OLYMPUS DIGITAL CAMERA

It started off with milk containers, paint and a pallet. To be fair, paint and pallets are at the bottom of most of Julia’s projects.

I went to the Mencap garden with Julia last Friday to photograph her latest project.

Obtain some milk containers, making sure they are the same size, as this makes things easier. Cut the bottoms off, paint them and mount them upside down in a pallet (a batten through the handles helps), fill with potting compost and plant things in them.

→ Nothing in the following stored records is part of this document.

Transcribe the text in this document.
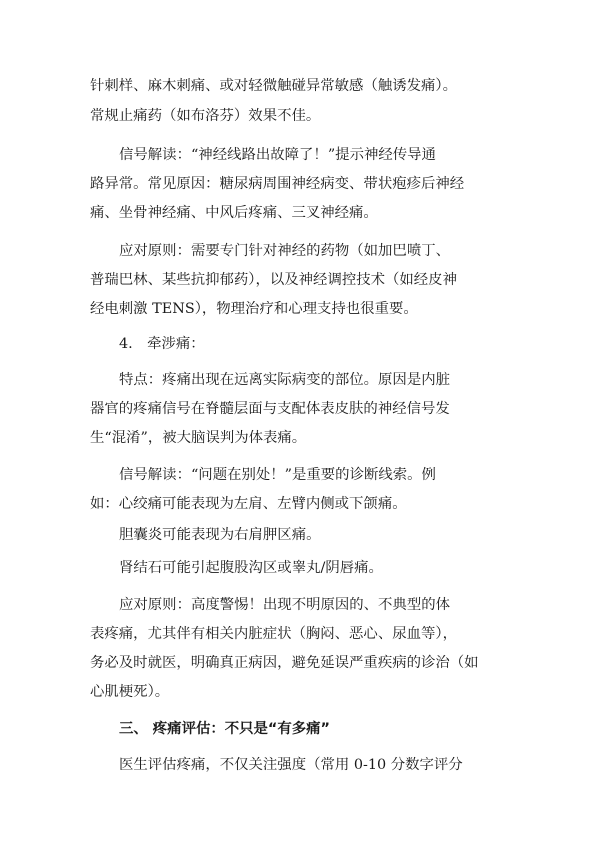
针刺样、麻木刺痛、或对轻微触碰异常敏感（触诱发痛）。
常规止痛药（如布洛芬）效果不佳。
信号解读：“神经线路出故障了！”提示神经传导通
路异常。常见原因：糖尿病周围神经病变、带状疱疹后神经
痛、坐骨神经痛、中风后疼痛、三叉神经痛。
应对原则：需要专门针对神经的药物（如加巴喷丁、
普瑞巴林、某些抗抑郁药），以及神经调控技术（如经皮神
经电刺激 TENS），物理治疗和心理支持也很重要。
4.　牵涉痛：
特点：疼痛出现在远离实际病变的部位。原因是内脏
器官的疼痛信号在脊髓层面与支配体表皮肤的神经信号发
生“混淆”，被大脑误判为体表痛。
信号解读：“问题在别处！”是重要的诊断线索。例
如：心绞痛可能表现为左肩、左臂内侧或下颌痛。
胆囊炎可能表现为右肩胛区痛。
肾结石可能引起腹股沟区或睾丸/阴唇痛。
应对原则：高度警惕！出现不明原因的、不典型的体
表疼痛，尤其伴有相关内脏症状（胸闷、恶心、尿血等），
务必及时就医，明确真正病因，避免延误严重疾病的诊治（如
心肌梗死）。
三、 疼痛评估：不只是“有多痛”
医生评估疼痛，不仅关注强度（常用 0-10 分数字评分
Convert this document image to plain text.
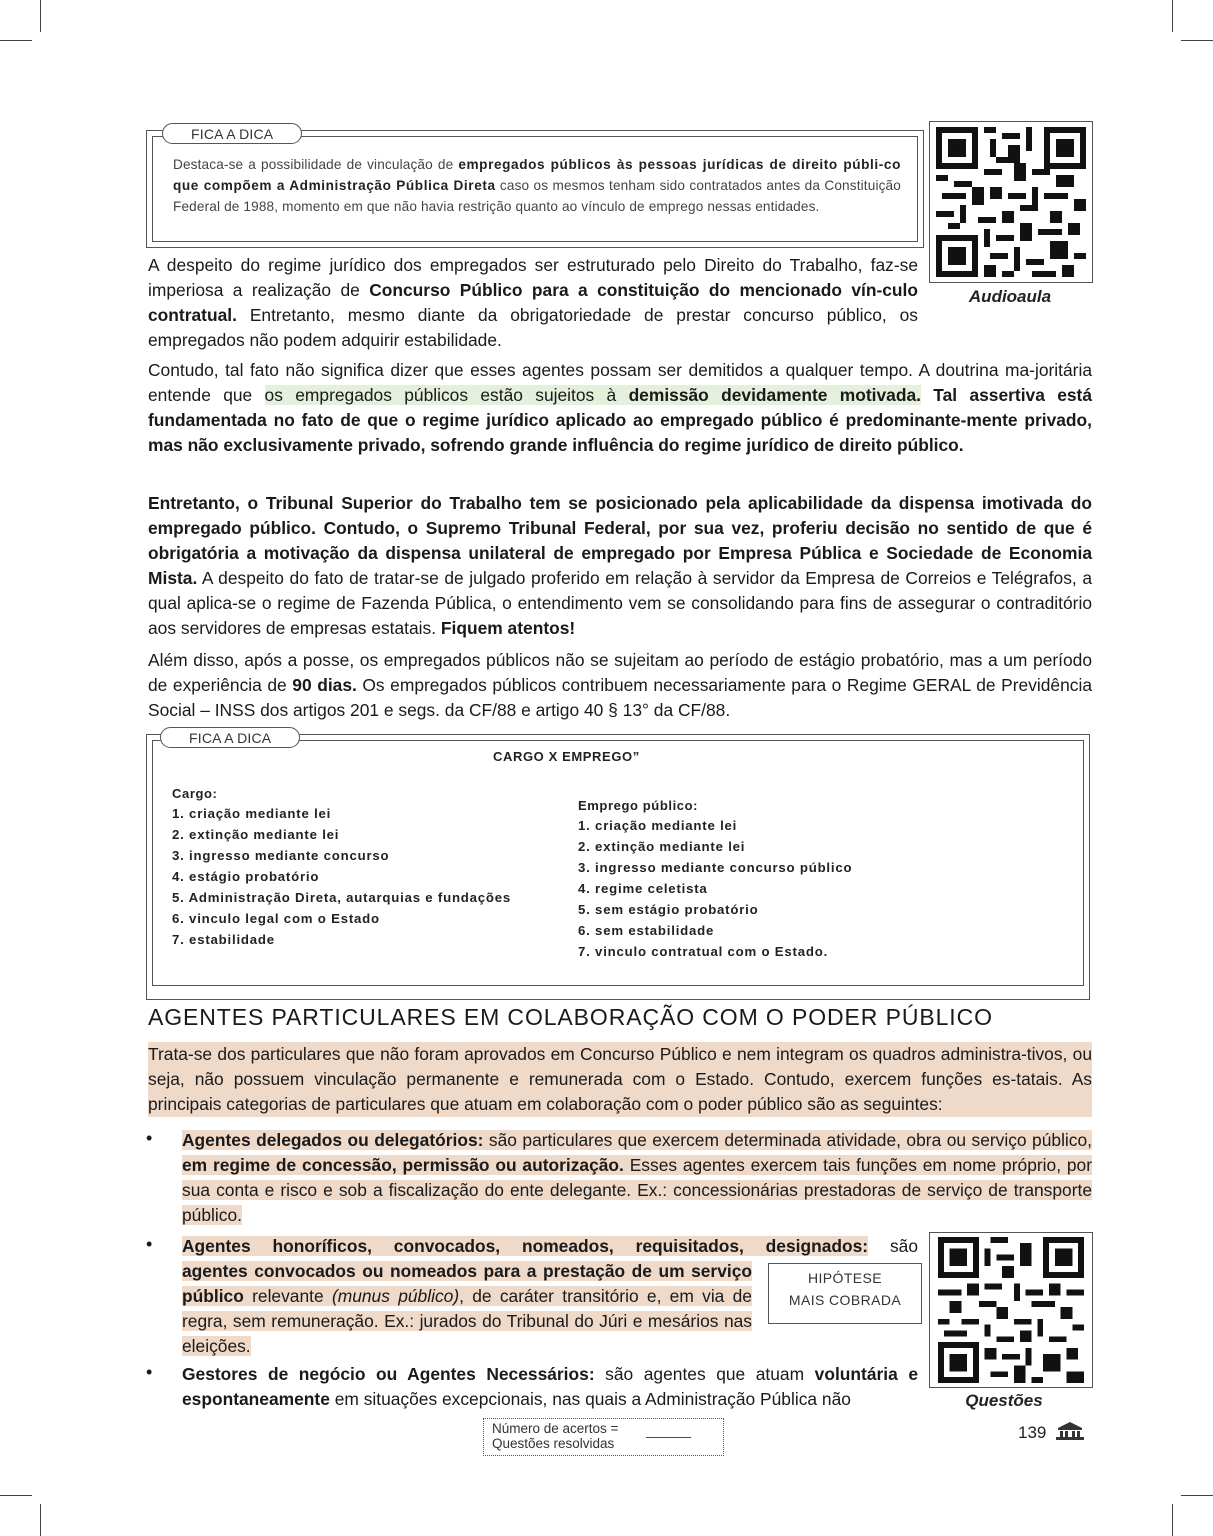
FICA A DICA
Destaca-se a possibilidade de vinculação de empregados públicos às pessoas jurídicas de direito públi-co que compõem a Administração Pública Direta caso os mesmos tenham sido contratados antes da Constituição Federal de 1988, momento em que não havia restrição quanto ao vínculo de emprego nessas entidades.
Audioaula

A despeito do regime jurídico dos empregados ser estruturado pelo Direito do Trabalho, faz-se imperiosa a realização de Concurso Público para a constituição do mencionado vín-culo contratual. Entretanto, mesmo diante da obrigatoriedade de prestar concurso público, os empregados não podem adquirir estabilidade.

Contudo, tal fato não significa dizer que esses agentes possam ser demitidos a qualquer tempo. A doutrina ma-joritária entende que os empregados públicos estão sujeitos à demissão devidamente motivada. Tal assertiva está fundamentada no fato de que o regime jurídico aplicado ao empregado público é predominante-mente privado, mas não exclusivamente privado, sofrendo grande influência do regime jurídico de direito público.

Entretanto, o Tribunal Superior do Trabalho tem se posicionado pela aplicabilidade da dispensa imotivada do empregado público. Contudo, o Supremo Tribunal Federal, por sua vez, proferiu decisão no sentido de que é obrigatória a motivação da dispensa unilateral de empregado por Empresa Pública e Sociedade de Economia Mista. A despeito do fato de tratar-se de julgado proferido em relação à servidor da Empresa de Correios e Telégrafos, a qual aplica-se o regime de Fazenda Pública, o entendimento vem se consolidando para fins de assegurar o contraditório aos servidores de empresas estatais. Fiquem atentos!

Além disso, após a posse, os empregados públicos não se sujeitam ao período de estágio probatório, mas a um período de experiência de 90 dias. Os empregados públicos contribuem necessariamente para o Regime GERAL de Previdência Social – INSS dos artigos 201 e segs. da CF/88 e artigo 40 § 13° da CF/88.

FICA A DICA
CARGO X EMPREGO”
Cargo:
1. criação mediante lei
2. extinção mediante lei
3. ingresso mediante concurso
4. estágio probatório
5. Administração Direta, autarquias e fundações
6. vinculo legal com o Estado
7. estabilidade
Emprego público:
1. criação mediante lei
2. extinção mediante lei
3. ingresso mediante concurso público
4. regime celetista
5. sem estágio probatório
6. sem estabilidade
7. vinculo contratual com o Estado.
AGENTES PARTICULARES EM COLABORAÇÃO COM O PODER PÚBLICO

Trata-se dos particulares que não foram aprovados em Concurso Público e nem integram os quadros administra-tivos, ou seja, não possuem vinculação permanente e remunerada com o Estado. Contudo, exercem funções es-tatais. As principais categorias de particulares que atuam em colaboração com o poder público são as seguintes:

• Agentes delegados ou delegatórios: são particulares que exercem determinada atividade, obra ou serviço público, em regime de concessão, permissão ou autorização. Esses agentes exercem tais funções em nome próprio, por sua conta e risco e sob a fiscalização do ente delegante. Ex.: concessionárias prestadoras de serviço de transporte público.

• Agentes honoríficos, convocados, nomeados, requisitados, designados: são

agentes convocados ou nomeados para a prestação de um serviço público relevante (munus público), de caráter transitório e, em via de regra, sem remuneração. Ex.: jurados do Tribunal do Júri e mesários nas eleições.

HIPÓTESE
MAIS COBRADA
Questões
• Gestores de negócio ou Agentes Necessários: são agentes que atuam voluntária e espontaneamente em situações excepcionais, nas quais a Administração Pública não

Número de acertos =
Questões resolvidas
______	139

Then make sure you keep them watered.We also had tea and biscuits. I like Fig Rolls: they remind me of visiting ancient aunts when I was a youngster. Some of them were fearsome, but the Fig Rolls generally made up for it. Time, as always, lends enchantment to the view, and I remember the biscuits more than the feeling of being found too frivolous.

They were, of course, of the generation that thought I’d look better up a chimney, though to be fair to them they had left school around the age of twelve and, mostly, worked in cotton mills all their lives. They tended not to marry, as the supply of husbands had been seriously depleted in the years between 1914 and 1918.

What with the Great War, the Great Depression, the death of the cotton industry and the Second World War, they didn’t have an easy time of it.

It’s made quite a good planter now it’s finished, though I expect to be asked about automatic watering systems next.

10 thoughts on “Recycled Milk Containers

  1. derrickjknight

    I like the planters. Great Aunt Evelyn was almost blind. She made us tea when we visited. Strong enough to be able to see it. I don’t like tea. The only thing to do was let it go cold and down it in one.

    Reply
  2. Laurie Graves

    Wowsah, Quercus! Tell Julia I am very impressed with her project. I am thinking of how I could do something like that here. Clif will no doubt be thrilled as he always has to help me with my various projects. 😉

    Reply
      1. Laurie Graves

        Oh, that made me laugh outloud, and Clif laughed, too, when I read your response to him.